The arguments are identical to those used in the CLI. For detailed descriptions and available options, refer to the Inputs Arguments section.

Argument	Type	Format `Example`
StartDate	str	YYYY-MM-DD `"2025-01-01"`
EndDate	str	YYYY-MM-DD `"2025-06-15"`
JobIDs	str	Comma separated list (no spaces) `"id1234,id5678"`
Region	str	UK Region Name `"South West England"`
Scope3	str	HPC system name or custom value `"Isambard3"` or `"51"` or `"no_scope3"`
CSV	str	CSV output type `"full", "total", etc.` or `"no_save"`

Run the Engine

Call the following function to run the full engine (and return 3 dataframes) in a Python script or notebook, instead of the command-line interface.

full_df, daily_df, total_df = gracehpc_run(
    StartDate="2025-01-01", 
    EndDate="2026-01-01",
    Region="South West England",
    JobIDs="id1234,id5678",
    Scope3="Isambard3",
    CSV="no_save"
)

Example function calls:

>>> gracehpc_run(StartDate="2025-06-01", EndDate="2053-07-25", JobIDs="12345,67890", Region="South West England", Scope3="IsambardAI", CSV="all")
>>> gracehpc_run(StartDate="2025-01-01", EndDate="2025-08-01", Region="South West England", Scope3="Isambard3", CSV="full_summary")
>>> gracehpc_run(StartDate="2025-07-16", EndDate="2025-07-07", JobIDs="id1245", Region="London", Scope3="51", CSV="no_save")

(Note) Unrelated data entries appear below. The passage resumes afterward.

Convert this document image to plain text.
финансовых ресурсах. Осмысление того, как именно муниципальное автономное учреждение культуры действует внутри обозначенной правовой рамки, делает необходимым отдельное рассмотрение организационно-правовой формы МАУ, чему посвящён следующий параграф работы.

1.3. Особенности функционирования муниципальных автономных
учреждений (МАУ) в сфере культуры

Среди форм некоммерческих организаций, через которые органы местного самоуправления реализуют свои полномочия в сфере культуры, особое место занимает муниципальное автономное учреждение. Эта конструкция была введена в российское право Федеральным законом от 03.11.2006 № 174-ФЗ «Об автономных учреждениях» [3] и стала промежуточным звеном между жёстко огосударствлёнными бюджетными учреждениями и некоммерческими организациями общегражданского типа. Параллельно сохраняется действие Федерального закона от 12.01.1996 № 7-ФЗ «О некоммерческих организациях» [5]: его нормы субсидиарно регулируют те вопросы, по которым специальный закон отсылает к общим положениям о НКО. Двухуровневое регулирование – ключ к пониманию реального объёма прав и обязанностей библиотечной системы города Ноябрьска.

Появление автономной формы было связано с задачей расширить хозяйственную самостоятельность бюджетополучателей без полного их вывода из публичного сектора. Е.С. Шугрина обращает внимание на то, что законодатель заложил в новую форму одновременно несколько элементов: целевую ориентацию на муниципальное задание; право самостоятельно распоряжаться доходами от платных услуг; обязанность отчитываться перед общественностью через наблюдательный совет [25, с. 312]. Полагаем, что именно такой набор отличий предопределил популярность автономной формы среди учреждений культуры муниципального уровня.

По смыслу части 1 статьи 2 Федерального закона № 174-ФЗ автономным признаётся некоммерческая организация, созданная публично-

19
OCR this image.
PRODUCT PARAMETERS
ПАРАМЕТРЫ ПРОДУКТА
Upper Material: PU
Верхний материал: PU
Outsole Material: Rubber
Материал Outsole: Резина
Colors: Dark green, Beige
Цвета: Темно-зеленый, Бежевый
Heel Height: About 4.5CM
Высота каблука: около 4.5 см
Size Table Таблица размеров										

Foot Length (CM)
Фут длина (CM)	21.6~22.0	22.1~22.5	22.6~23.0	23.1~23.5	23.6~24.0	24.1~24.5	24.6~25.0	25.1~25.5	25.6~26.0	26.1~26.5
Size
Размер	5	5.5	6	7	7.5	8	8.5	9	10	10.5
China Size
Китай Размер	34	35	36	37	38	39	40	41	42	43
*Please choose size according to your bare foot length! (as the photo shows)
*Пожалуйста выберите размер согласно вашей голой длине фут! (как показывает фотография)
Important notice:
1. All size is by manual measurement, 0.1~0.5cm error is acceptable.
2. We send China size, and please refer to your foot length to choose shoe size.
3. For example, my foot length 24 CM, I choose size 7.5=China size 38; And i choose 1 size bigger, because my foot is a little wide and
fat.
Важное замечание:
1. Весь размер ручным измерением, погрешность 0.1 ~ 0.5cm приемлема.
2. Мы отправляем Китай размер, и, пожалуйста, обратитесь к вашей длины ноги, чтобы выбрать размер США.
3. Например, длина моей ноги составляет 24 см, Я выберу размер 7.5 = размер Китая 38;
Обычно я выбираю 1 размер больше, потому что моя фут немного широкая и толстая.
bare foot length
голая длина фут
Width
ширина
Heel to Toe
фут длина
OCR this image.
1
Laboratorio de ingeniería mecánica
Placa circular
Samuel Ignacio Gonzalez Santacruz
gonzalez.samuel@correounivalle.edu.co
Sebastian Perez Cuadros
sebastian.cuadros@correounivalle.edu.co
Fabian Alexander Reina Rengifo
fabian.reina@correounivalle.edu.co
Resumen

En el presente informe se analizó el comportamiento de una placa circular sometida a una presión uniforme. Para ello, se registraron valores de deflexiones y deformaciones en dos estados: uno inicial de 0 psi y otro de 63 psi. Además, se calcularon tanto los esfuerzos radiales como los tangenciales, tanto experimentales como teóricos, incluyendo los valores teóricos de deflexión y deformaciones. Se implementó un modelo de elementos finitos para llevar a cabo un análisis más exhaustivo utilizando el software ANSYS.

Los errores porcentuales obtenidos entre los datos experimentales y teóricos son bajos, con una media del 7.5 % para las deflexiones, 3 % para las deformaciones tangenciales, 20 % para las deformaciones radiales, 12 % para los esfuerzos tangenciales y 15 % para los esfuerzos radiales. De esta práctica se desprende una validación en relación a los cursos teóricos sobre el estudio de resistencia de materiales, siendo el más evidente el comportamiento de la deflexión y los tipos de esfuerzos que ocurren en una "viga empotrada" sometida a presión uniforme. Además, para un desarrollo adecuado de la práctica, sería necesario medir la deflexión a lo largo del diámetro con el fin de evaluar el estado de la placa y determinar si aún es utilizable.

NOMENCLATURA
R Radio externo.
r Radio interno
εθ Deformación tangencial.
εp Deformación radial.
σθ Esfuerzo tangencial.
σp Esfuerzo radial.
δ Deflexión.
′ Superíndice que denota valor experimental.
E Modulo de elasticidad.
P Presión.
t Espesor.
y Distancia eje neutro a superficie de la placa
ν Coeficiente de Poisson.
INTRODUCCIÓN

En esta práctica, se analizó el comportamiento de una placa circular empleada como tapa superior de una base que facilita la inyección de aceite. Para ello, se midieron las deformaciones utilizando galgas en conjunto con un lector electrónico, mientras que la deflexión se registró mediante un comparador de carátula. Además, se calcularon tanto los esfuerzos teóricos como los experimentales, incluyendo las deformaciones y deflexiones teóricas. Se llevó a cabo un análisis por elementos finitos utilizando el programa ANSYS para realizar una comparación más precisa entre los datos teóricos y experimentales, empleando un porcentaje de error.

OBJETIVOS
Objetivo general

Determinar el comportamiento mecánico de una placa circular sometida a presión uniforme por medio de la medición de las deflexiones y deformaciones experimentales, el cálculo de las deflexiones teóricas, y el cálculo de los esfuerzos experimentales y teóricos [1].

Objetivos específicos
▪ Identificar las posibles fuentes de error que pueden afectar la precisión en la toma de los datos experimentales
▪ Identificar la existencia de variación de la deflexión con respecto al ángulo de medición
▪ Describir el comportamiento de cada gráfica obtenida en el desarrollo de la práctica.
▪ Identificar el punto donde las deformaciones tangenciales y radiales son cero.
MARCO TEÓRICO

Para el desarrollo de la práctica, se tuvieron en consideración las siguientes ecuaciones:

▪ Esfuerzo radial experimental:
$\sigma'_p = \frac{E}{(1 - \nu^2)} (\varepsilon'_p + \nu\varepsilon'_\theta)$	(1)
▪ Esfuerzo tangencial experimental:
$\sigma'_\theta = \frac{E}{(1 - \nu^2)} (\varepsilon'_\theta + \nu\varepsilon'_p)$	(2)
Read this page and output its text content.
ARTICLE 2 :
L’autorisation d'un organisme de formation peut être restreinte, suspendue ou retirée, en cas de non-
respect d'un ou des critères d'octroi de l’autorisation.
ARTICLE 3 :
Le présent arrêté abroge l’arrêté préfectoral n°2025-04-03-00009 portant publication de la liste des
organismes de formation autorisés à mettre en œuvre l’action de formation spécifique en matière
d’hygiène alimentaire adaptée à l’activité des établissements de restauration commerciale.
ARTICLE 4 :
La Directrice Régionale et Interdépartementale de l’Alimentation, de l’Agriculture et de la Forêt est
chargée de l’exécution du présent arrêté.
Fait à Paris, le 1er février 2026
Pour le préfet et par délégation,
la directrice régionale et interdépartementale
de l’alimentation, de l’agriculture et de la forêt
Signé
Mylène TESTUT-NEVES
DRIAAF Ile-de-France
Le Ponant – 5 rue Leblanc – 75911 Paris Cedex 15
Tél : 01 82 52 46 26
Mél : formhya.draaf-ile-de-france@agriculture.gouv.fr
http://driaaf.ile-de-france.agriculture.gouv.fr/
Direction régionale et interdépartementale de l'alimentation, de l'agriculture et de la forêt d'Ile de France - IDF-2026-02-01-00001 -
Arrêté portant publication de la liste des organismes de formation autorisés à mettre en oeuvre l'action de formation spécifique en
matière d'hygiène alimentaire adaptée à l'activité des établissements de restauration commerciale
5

For more information on the required arguments run:

help(gracehpc_run)

Output

The output generated is the same as that produced in the terminal for the CLI, see here for an example.

Function Returns

Output results can be captured in three pandas DataFrames for the further exploration after using the tool. Refer to the Output Data section for details on the data included and their corresponding column names.

DataFrame	Description
full_df	Full job-level dataset - one row per job. Includes all fields for each job processed in the date range.
daily_df	Daily aggregated dataset - one row per day. Aggregates all fields across all jobs per day. E.g. sums the energy and carbon emissions of jobs submitted in each day, and takes the average carbon intensity value.
total_df	Total summary dataset - one row aggregating all jobs. Includes overall totals or averages for each field in the full_df.

You can now filter, explore, or process these DataFrames further. See some examples below:

# Access the energy consumed by CPUs for each job 
cpu_energy = full_df["CPU_energy_estimated_kwh"]

# Filter the daily_df to extract data for a specific submission date
# Convert the SubmissionDate column to datetime format
daily_df["SubmissionDate"] = pd.to_datetime(daily_df["SubmissionDate"])
filtered_daily = daily_df[daily_df["SubmissionDate"] == pd.to_datetime("2025-06-16")]

# Find jobs in full_df with a specific job name
ai_job = full_df[full_df["NameofJob"] == "AI_benchmark"]

# Select only completed jobs (StateCode == 1)
completed_jobs = full_df[full_df["StateCode"] == 1]